Nutter Weathers Irene

If only City Council would blow away

So it turns out Michael Nutter looks as good in a windbreaker as he does a snow parka. As the last winds from Irene petered out and the sun came out Sunday afternoon, Nutter—along with Gov. Corbett and a host of other pols—stood on the newly drawn banks of the swollen Schuylkill River for a post-game news conference.

Most of the Mayor’s entourage looked like shit on a stick, haggard and exhausted from a stressful night of little to no sleep. Not Nutter. He appeared rested and in command, with a bigger bounce in his step than usual.

There’s something about sudden calamities, natural and otherwise, that brings out the best in the Mayor. Part of it is that he’s mastered the optics of catastrophe, which boil down to being omnipresent and looking like you’re doing something. Part of it is that the city takes disaster prep very seriously, and has some really solid public servants on that job.

But there’s more to Nutter’s solid disaster performance than that. When he’s surveying flood waters, symbolically shoveling sidewalks or finding just the right pitch in the aftermath of a police shooting, you get the sense that Nutter feels like the mayor he always imagined he would be. He clearly gets a charge out of it all. He’s in control. Telegenic. Issuing orders that are promptly followed. No City Council to worry about. The usually carping press in a compliant mood. In other words, no messy politics to spoil the act of governing.

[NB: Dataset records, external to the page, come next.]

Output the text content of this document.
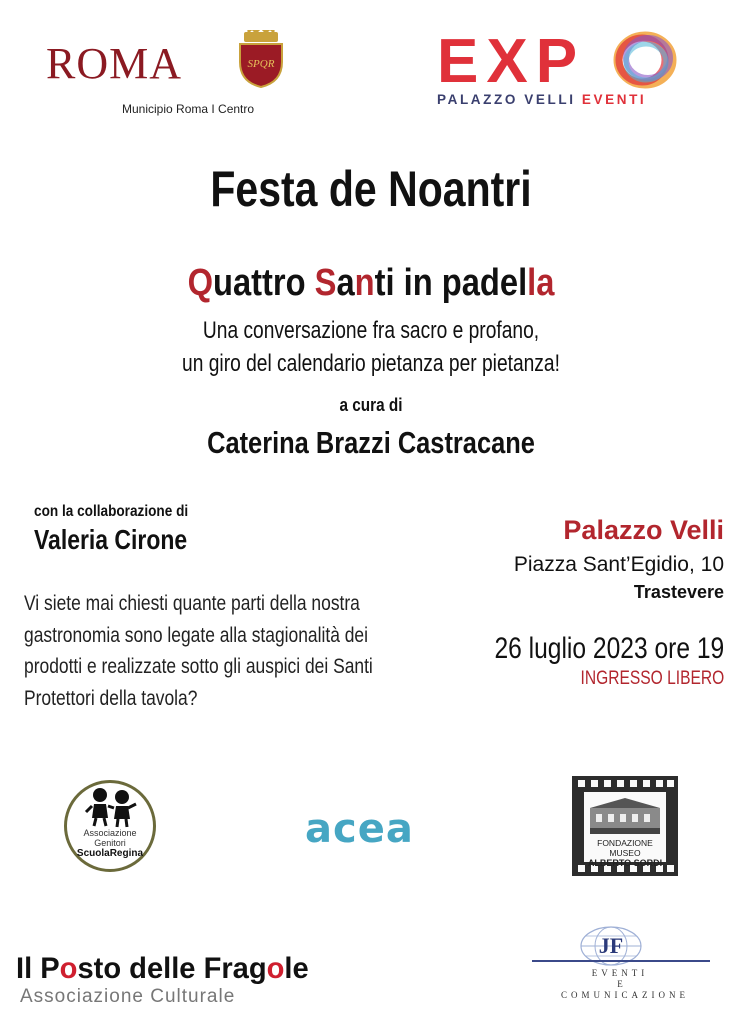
ROMA	SPQR
Municipio Roma I Centro
EXP
PALAZZO VELLI EVENTI
Festa de Noantri
Quattro Santi in padella
Una conversazione fra sacro e profano,
un giro del calendario pietanza per pietanza!
a cura di
Caterina Brazzi Castracane
con la collaborazione di
Valeria Cirone
Vi siete mai chiesti quante parti della nostra gastronomia sono legate alla stagionalità dei prodotti e realizzate sotto gli auspici dei Santi Protettori della tavola?
Palazzo Velli
Piazza Sant’Egidio, 10
Trastevere
26 luglio 2023 ore 19
INGRESSO LIBERO
Associazione Genitori
ScuolaRegina
acea	FONDAZIONE MUSEO
ALBERTO SORDI
Il Posto delle Fragole
Associazione Culturale
JF
EVENTI
E
COMUNICAZIONE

The Mayor’s competence in a catastrophe wasn’t a given. We had no real reason to expect a wonky councilman like Nutter would prove so effective at this part of the job. But he has. And not just in the disasters. Nutter is a fantastic ambassador for Philadelphia nationally, particularly on the cable networks and in organizations like the U.S. Conference of Mayors.

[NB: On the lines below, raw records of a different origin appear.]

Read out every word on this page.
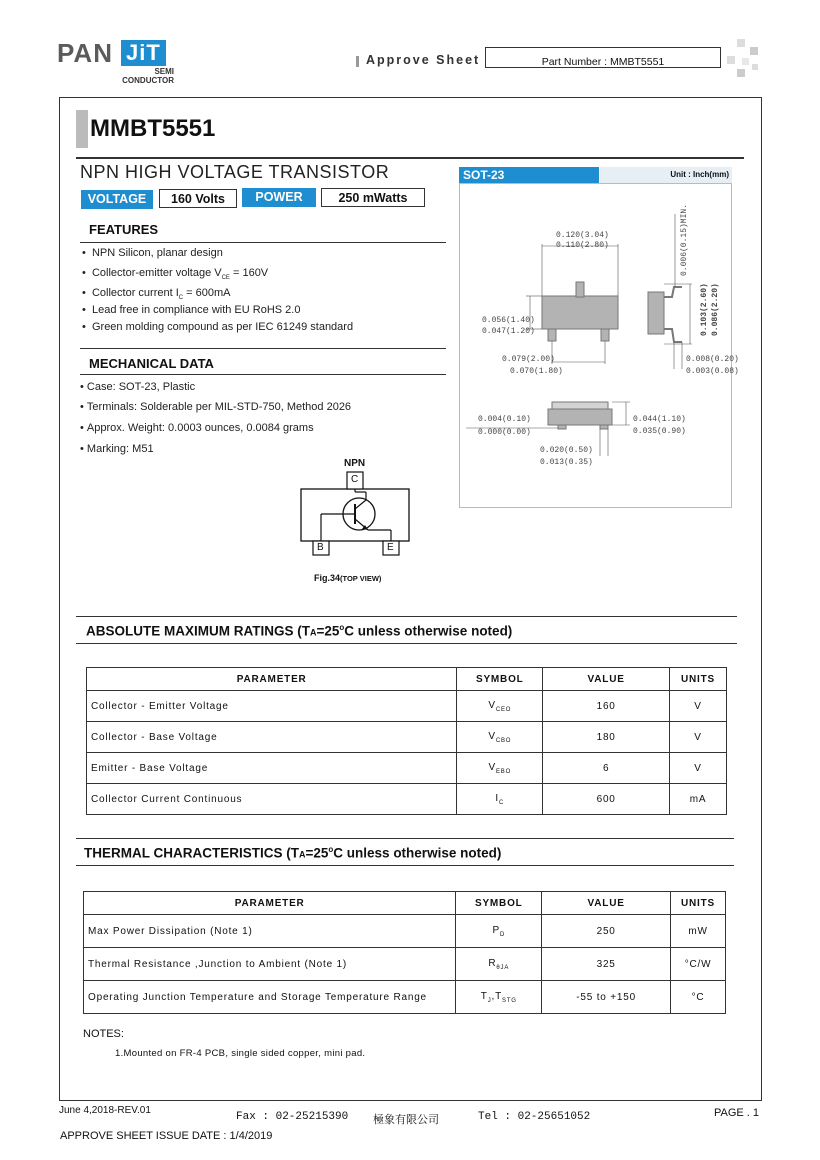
PAN JiT
SEMI
CONDUCTOR
Approve Sheet	Part Number : MMBT5551
MMBT5551
NPN HIGH VOLTAGE TRANSISTOR
VOLTAGE	160 Volts	POWER	250 mWatts
FEATURES
•  NPN Silicon, planar design
•  Collector-emitter voltage $V_{CE} = 160V$
•  Collector current $I_C = 600mA$
•  Lead free in compliance with EU RoHS 2.0
•  Green molding compound as per IEC 61249 standard
MECHANICAL DATA
• Case: SOT-23, Plastic
• Terminals: Solderable per MIL-STD-750, Method 2026
• Approx. Weight: 0.0003 ounces, 0.0084 grams
• Marking: M51
NPN
C
B	E
Fig.34(TOP VIEW)
SOT-23	Unit : Inch(mm)
0.120(3.04)
0.110(2.80)	0.006(0.15)MIN.
0.056(1.40)
0.047(1.20)	0.103(2.60) 0.086(2.20)
0.079(2.00)
0.070(1.80)
0.008(0.20)
0.003(0.08)
0.004(0.10)
0.000(0.00)
0.044(1.10)
0.035(0.90)
0.020(0.50)
0.013(0.35)
ABSOLUTE MAXIMUM RATINGS ($TA=25^oC$ unless otherwise noted)
PARAMETER	SYMBOL	VALUE	UNITS
Collector - Emitter Voltage	$V_{CEO}$	160	V
Collector - Base Voltage	$V_{CBO}$	180	V
Emitter - Base Voltage	$V_{EBO}$	6	V
Collector Current Continuous	$I_C$	600	mA
THERMAL CHARACTERISTICS ($TA=25^oC$ unless otherwise noted)
PARAMETER	SYMBOL	VALUE	UNITS
Max Power Dissipation (Note 1)	$P_D$	250	mW
Thermal Resistance ,Junction to Ambient (Note 1)	$R_{\theta JA}$	325	°C/W
Operating Junction Temperature and Storage Temperature Range	$T_J,T_{STG}$	-55 to +150	°C
NOTES:
1.Mounted on FR-4 PCB, single sided copper, mini pad.
June 4,2018-REV.01
Fax : 02-25215390 極象有限公司	Tel : 02-25651052	PAGE . 1
APPROVE SHEET ISSUE DATE : 1/4/2019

The trouble, of course, is that disaster management and MSNBC appearances are a tiny fraction of a mayor’s job. When the jobs are messier, or more political, or longer-term and more boring, Nutter’s performance is less impressive. The nice thing about Irene is that flood waters recede on their own pretty quickly, so none of us have to worry that the city’s efforts will suddenly flag, like snow removal has so often in this administration 24 hours or so after the big storm.